Dr Elizabeth Bradley applies to have name removed from GMC register

A GP who was strongly criticised over her treatment of a North Yorkshire cancer patient has applied to have her name removed from the General Medical Council’s (GMC) Register.

But the council says its case examiners have refused Dr Elizabeth Bradley’s application because of “unresolved concerns regarding her fitness to practise”.

It says its investigation will continue accordingly, and it has invited the doctor to undergo an extensive assessment of her performance, which takes roughly six months to complete and has recently got under way.

Doctors who no longer wish to practise medicine can apply to the GMC to have their names removed from the register – known as “voluntary erasure from the register.”

The developments come four months after the doctor, formerly of Terrington Surgery near Malton, was suspended by the GMC’s “interim orders panel.”

Dr Bradley also decided last autumn to retire from general practice and leave the surgery, only weeks before a Primary Care Trust panel was due to consider complaints against her and decide on her future.

The Press reported earlier last year how Dr Bradley had wrongly diagnosed patient Christine Hutchinson, of Westow, near Malton, as suffering from fibromyalgia.
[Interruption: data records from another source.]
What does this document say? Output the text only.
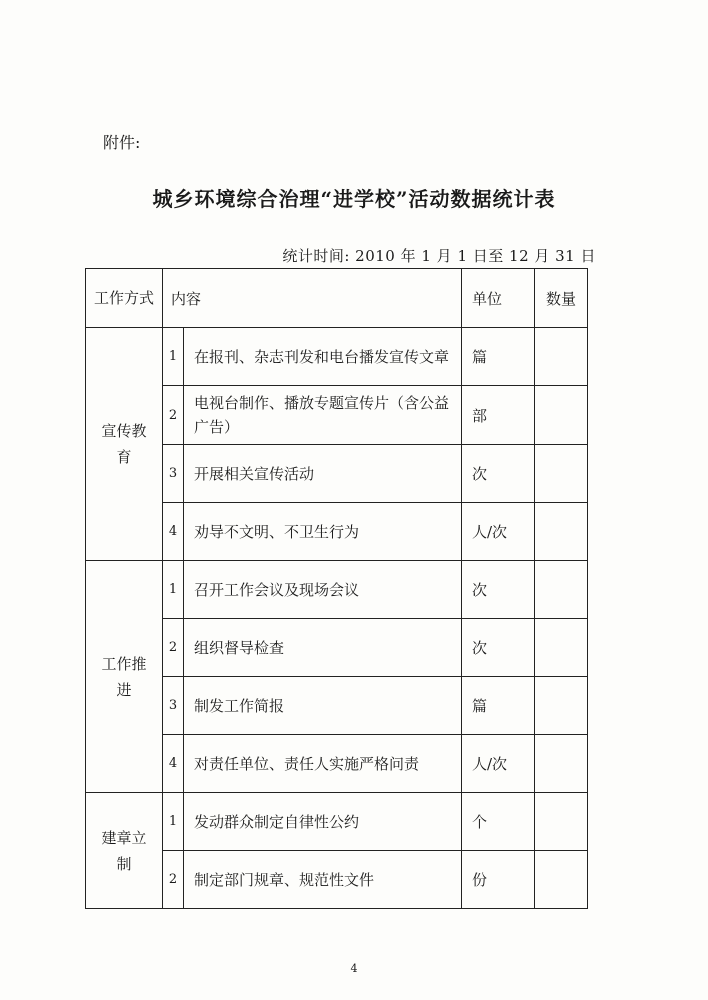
附件:
城乡环境综合治理“进学校”活动数据统计表
统计时间: 2010 年 1 月 1 日至 12 月 31 日
工作方式	内容		单位	数量
宣传教育	1	在报刊、杂志刊发和电台播发宣传文章	篇	
	2	电视台制作、播放专题宣传片（含公益广告）	部	
	3	开展相关宣传活动	次	
	4	劝导不文明、不卫生行为	人/次	
工作推进	1	召开工作会议及现场会议	次	
	2	组织督导检查	次	
	3	制发工作简报	篇	
	4	对责任单位、责任人实施严格问责	人/次	
建章立制	1	发动群众制定自律性公约	个	
	2	制定部门规章、规范性文件	份	
4
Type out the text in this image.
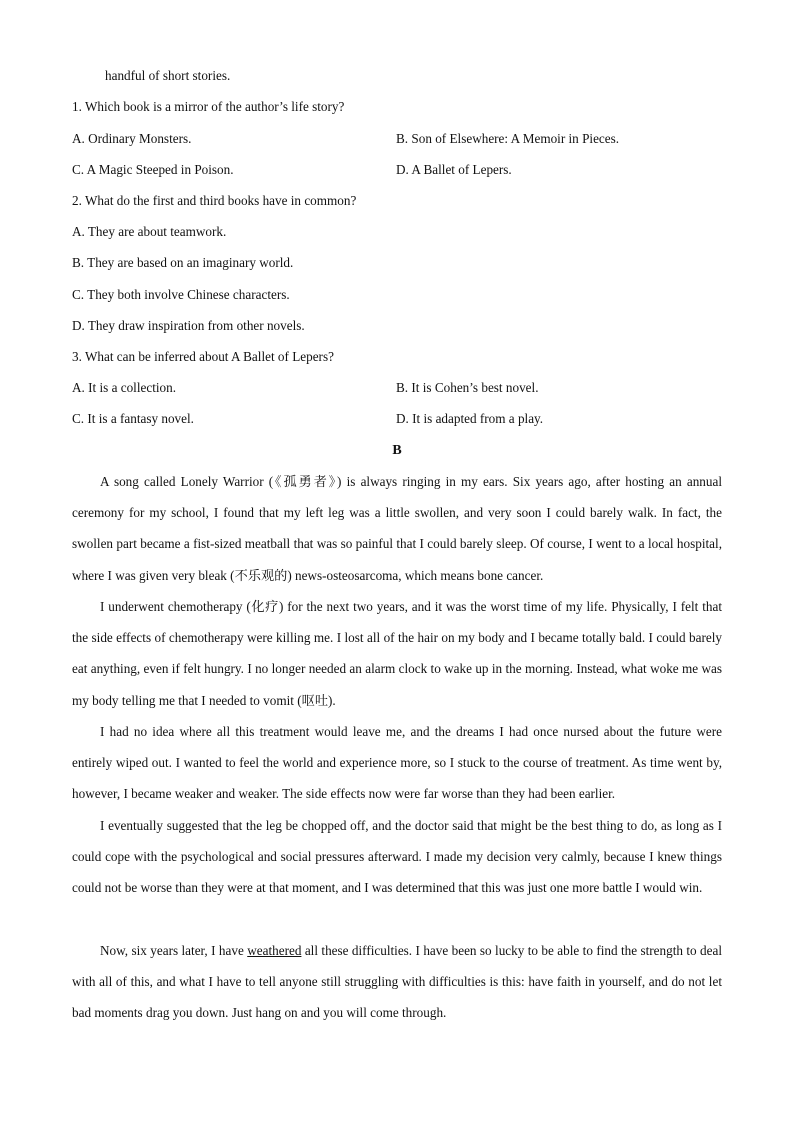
handful of short stories.
1. Which book is a mirror of the author’s life story?
A. Ordinary Monsters.	B. Son of Elsewhere: A Memoir in Pieces.
C. A Magic Steeped in Poison.	D. A Ballet of Lepers.
2. What do the first and third books have in common?
A. They are about teamwork.
B. They are based on an imaginary world.
C. They both involve Chinese characters.
D. They draw inspiration from other novels.
3. What can be inferred about A Ballet of Lepers?
A. It is a collection.	B. It is Cohen’s best novel.
C. It is a fantasy novel.	D. It is adapted from a play.
B
A song called Lonely Warrior (《孤勇者》) is always ringing in my ears. Six years ago, after hosting an annual ceremony for my school, I found that my left leg was a little swollen, and very soon I could barely walk. In fact, the swollen part became a fist-sized meatball that was so painful that I could barely sleep. Of course, I went to a local hospital, where I was given very bleak (不乐观的) news-osteosarcoma, which means bone cancer.
I underwent chemotherapy (化疗) for the next two years, and it was the worst time of my life. Physically, I felt that the side effects of chemotherapy were killing me. I lost all of the hair on my body and I became totally bald. I could barely eat anything, even if felt hungry. I no longer needed an alarm clock to wake up in the morning. Instead, what woke me was my body telling me that I needed to vomit (呕吐).
I had no idea where all this treatment would leave me, and the dreams I had once nursed about the future were entirely wiped out. I wanted to feel the world and experience more, so I stuck to the course of treatment. As time went by, however, I became weaker and weaker. The side effects now were far worse than they had been earlier.
I eventually suggested that the leg be chopped off, and the doctor said that might be the best thing to do, as long as I could cope with the psychological and social pressures afterward. I made my decision very calmly, because I knew things could not be worse than they were at that moment, and I was determined that this was just one more battle I would win.
Now, six years later, I have weathered all these difficulties. I have been so lucky to be able to find the strength to deal with all of this, and what I have to tell anyone still struggling with difficulties is this: have faith in yourself, and do not let bad moments drag you down. Just hang on and you will come through.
Her spine was later found to have collapsed and she was diagnosed as suffering from the cancer myeloma.

The Health Service Ombudsman said the doctor’s standard of care for her fell so far short of the applicable standard as to amount to “service failure”.

He later said he had concerns about other patients’ safety because the GP had failed to produce an adequate action plan to address the serious failings.

Mrs Hutchinson told The Press she had been unhappy at the possibility of Dr Bradley being able to have her name removed from the register and had objected to the GMC about her application.

“I want her in front of a panel to answer to the complaints,” she said, adding that she was pleased the application had been refused.

The GMC told The Press it could not comment on individual cases.

Dr Bradley was unavailable for comment.